Published September 18, 2018
5 billion people worldwide lack access to timely, safe, and affordable surgical care. In many places, the challenges to provision of this care are daunting. Health systems lack basic human and material resources, rudimentary education regarding congenital anomalies and need for referral at the primary care/midwife/rural medical center level, and safety and transportation logistics.
I previously worked in Goma, a city in the eastern part of the Democratic Republic of the Congo, and partnered with the humanitarian group Doctors Without Borders. Our team, which includes UB faculty as well as colleagues from Université Libre des Pays des Grand Lacs, aims to investigate the barriers that face children with surgically correctable congenital anomalies, acquired infection diseases with need for surgical intervention, and traumatic injuries in Goma. Our ultimate goal is to develop pediatric surgery infrastructure for the region near the Ugandan and Rwandan borders.
In order to improve provider education, we have teamed with Congolese medical students from the Université Libre des Pays des Grand Lacs and physicians from our UB team (including medical students) to create rudimentary pictorial diagrams that may help local practitioners identify surgically correctable congenital anomalies.

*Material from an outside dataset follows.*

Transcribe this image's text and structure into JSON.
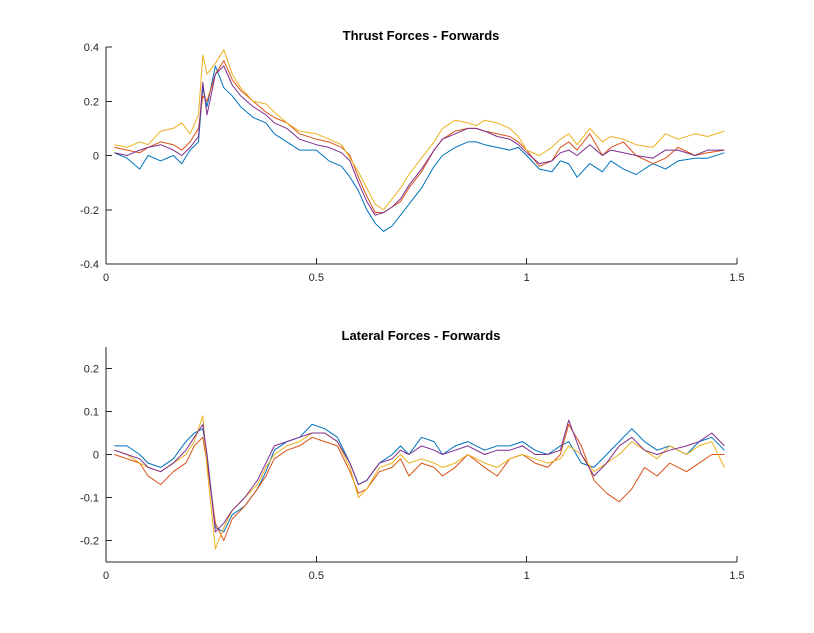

Most recently, we developed and conducted hospital-based surveys to quantify the hospital’s capacity to provide pediatric surgical care. We selected hospitals representing a wide geographic area and accessibility. Findings from these surveys are being analyzed and will inform future work.
Transportation in this region is challenging, and one of the primary reasons patients from rural areas fail to reach higher-level medical care. Safety concerns due to troop and rebel group movements, poor road infrastructure (particularly during rainy seasons), and financial constraints due to widespread extreme poverty have a direct effect on patient health. In order to better quantify the transportation challenges and potential solutions, our partner, Dr. Enki Yoo, associate professor of geography at UB, will create geomapping heat maps displaying average travel distances patients face to access various levels of surgical care.
Security concerns as well as a recent Ebola outbreak exemplify the uncertainties that exist in conflict zones. Although these challenges affect our research timeline, our work in Goma continues. We are most concerned with the health and wellbeing of our partners and the population.